Porto muss Spieler günstig verpflichten und teuer verkaufen

Mit Mourinho verabschiedete sich auch der ganz große Fußball aus Porto (der Europa-League-Sieg von 2011 ist, bei allem Respekt, international nur zweitklassig). Die Verteidiger Paulo Ferreira und Ricardo Carvalho nahm er gleich mit nach Chelsea, der begnadete Offensivstratege Deco zog weiter zum FC Barcelona. Als der Sommer vorbei war, hatte der FC Porto seine halbe Mannschaft verloren. Das Unternehmen Titelverteidigung scheiterte schon im Achtelfinale, als sich bereits der dritte Trainer vergeblich am Erbe des José Mourinho versuchte.

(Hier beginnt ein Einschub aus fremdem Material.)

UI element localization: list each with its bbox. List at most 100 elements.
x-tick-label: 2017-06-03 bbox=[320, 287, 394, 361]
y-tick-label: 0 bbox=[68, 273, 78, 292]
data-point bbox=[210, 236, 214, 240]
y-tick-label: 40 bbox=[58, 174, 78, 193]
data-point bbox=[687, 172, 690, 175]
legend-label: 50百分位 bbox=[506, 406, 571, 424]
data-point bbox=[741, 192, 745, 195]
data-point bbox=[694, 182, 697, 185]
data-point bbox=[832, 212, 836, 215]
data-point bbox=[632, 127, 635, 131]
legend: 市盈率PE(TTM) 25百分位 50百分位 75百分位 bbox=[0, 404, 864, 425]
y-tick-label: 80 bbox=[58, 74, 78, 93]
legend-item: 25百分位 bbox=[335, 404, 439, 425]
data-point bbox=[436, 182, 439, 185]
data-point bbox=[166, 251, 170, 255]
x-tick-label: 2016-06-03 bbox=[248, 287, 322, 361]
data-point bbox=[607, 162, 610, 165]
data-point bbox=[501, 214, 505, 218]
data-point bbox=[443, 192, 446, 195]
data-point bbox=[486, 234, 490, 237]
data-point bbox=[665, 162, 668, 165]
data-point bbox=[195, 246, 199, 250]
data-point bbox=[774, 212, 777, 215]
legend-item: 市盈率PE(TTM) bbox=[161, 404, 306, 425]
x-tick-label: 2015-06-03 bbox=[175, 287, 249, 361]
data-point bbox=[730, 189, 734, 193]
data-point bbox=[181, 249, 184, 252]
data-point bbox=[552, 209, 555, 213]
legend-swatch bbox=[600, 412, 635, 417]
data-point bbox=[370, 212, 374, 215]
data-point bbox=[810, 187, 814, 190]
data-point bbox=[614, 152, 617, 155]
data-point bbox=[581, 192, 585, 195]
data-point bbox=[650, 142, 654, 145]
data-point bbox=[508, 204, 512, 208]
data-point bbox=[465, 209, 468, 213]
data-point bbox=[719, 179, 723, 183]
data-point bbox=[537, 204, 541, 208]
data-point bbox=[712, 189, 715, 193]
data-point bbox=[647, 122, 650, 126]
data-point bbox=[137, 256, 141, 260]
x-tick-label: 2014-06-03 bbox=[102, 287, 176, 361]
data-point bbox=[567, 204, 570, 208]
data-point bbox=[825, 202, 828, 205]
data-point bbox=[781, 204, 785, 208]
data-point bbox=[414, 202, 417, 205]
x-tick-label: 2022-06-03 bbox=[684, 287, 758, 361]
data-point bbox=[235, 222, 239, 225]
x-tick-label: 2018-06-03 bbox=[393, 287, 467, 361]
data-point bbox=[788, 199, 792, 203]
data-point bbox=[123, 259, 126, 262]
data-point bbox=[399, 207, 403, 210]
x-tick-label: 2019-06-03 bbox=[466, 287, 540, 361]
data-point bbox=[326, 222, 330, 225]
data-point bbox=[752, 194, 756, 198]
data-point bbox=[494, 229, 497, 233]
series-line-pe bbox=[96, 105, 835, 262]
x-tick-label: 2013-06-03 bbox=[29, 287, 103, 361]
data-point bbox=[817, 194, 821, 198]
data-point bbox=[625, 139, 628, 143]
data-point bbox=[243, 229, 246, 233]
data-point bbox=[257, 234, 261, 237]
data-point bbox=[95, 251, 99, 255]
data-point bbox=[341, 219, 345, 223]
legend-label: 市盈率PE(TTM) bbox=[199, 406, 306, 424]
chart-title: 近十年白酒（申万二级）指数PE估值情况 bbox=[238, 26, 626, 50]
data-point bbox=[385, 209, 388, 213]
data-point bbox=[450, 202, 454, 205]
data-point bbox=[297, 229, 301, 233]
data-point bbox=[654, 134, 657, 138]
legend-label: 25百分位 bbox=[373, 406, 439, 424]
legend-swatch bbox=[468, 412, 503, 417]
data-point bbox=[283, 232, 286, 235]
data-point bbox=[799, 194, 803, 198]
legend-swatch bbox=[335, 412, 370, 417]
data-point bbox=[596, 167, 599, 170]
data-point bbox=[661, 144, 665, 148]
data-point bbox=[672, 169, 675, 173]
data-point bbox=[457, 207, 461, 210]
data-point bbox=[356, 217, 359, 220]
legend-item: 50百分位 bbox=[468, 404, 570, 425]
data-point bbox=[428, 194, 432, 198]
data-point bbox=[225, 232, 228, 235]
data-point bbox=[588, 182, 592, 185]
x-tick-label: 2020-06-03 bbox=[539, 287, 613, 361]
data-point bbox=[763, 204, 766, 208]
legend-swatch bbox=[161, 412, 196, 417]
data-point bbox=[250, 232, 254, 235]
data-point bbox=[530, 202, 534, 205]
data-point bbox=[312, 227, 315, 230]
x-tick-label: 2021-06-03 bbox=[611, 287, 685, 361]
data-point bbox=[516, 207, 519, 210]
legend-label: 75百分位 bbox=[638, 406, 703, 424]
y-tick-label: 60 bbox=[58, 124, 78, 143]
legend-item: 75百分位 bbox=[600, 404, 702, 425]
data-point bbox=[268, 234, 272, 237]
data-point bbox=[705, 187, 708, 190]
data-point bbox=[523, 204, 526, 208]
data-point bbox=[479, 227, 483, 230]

Seitdem entdecken Portos Scouts zwar mit schöner Regelmäßigkeit in Südamerika großartige Spieler wie den Kolumbianer Falcao oder den Brasilianer Diego. Aber die werden genauso regelmäßig wieder verkauft, weil der Klub sonst an seiner Schuldenlast zerbrechen würde.

Eine Umarmung als Trost

Iker Casillas wird wohl bleiben. Sein Vertrag läuft im Sommer aus, aber der Klub will die im Vertrag fixierte Option auf eine weitere Saison in Anspruch nehmen. Dazu hat Casillas oft genug angekündigt, er wolle auch mit 40 noch im Tor stehen. Sein erstes Jahr in Porto war schwierig, aber im zweiten spielt er wieder auf hohem Niveau. Am Sonntag schaffte Casillas beim 4:0-Sieg in Arouca sein 16. Saisonspiel ohne Gegentor – was die Statistik betrifft, ist er der erfolgreichste Torhüter Europas (in einer allerdings vergleichsweise schwachen Liga). In der Meisterschaft liefert sich Porto ein totes Rennen mit Benfica, nur in der Champions League dürfte mal wieder im Achtelfinale Schluss sein. Zum Trost bleibt Iker Casillas beim Rückspiel heute Abend in Turin nur die Umarmung mit dem alten Freund Gigi Buffon.